Abstract

This article provides some preliminary observations on the problem of the overvaluation of the real exchange rate in Bangladesh and its implications for economic policy. It explains the concept of the real exchange rate (RER) and how a sustained overvaluation can harm a country's international competitiveness. The study analyzes the factors that may have contributed to an overvalued RER in Bangladesh, including high inflation relative to its trading partners and large inflows of foreign aid and remittances, which can lead to "Dutch disease" effects. The research explores the negative policy implications of this overvaluation, particularly its impact on the export sector, which is made less competitive, and on the import-competing domestic industries, which face increased pressure from cheaper imports. The paper argues that maintaining a competitive real exchange rate is a critical macroeconomic policy challenge for Bangladesh. The analysis concludes by discussing the difficult policy choices involved in correcting an overvaluation, including nominal devaluation and other structural reforms.

Full Text

The management of the real exchange rate (RER) is a critical, though often overlooked, aspect of macroeconomic policy for a trade-dependent developing country.

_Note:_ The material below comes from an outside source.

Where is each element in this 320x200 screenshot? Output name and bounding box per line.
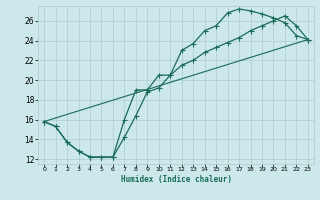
X-axis label: Humidex (Indice chaleur): Humidex (Indice chaleur): [121, 175, 231, 184]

This paper offers some preliminary observations on the issue of RER overvaluation in Bangladesh. The analysis begins with a clear, non-technical explanation of what the RER is and why it matters for a country's export competitiveness and overall economic health. An overvalued RER, the paper explains, effectively acts as a tax on exports and a subsidy on imports. The core of the article is an examination of the potential causes of RER overvaluation in the Bangladeshi context. It discusses how a fixed or managed nominal exchange rate, when combined with higher domestic inflation than in competitor countries, can lead to a gradual appreciation of the real exchange rate. A key focus is the potential role of "Dutch disease," a phenomenon where large inflows of foreign currency (in Bangladesh's case, from foreign aid and remittances) can put upward pressure on the RER, harming the competitiveness of the tradable goods sector, particularly manufacturing. In the final section, the paper delves into the policy implications. It highlights the difficult dilemma faced by policymakers, as a nominal devaluation to correct the overvaluation can have politically unpopular side effects, such as fueling inflation. The findings underscore the need for a more proactive and flexible exchange rate management policy, complemented by structural reforms to boost productivity, as a key strategy for maintaining the long-term competitiveness of the Bangladeshi economy.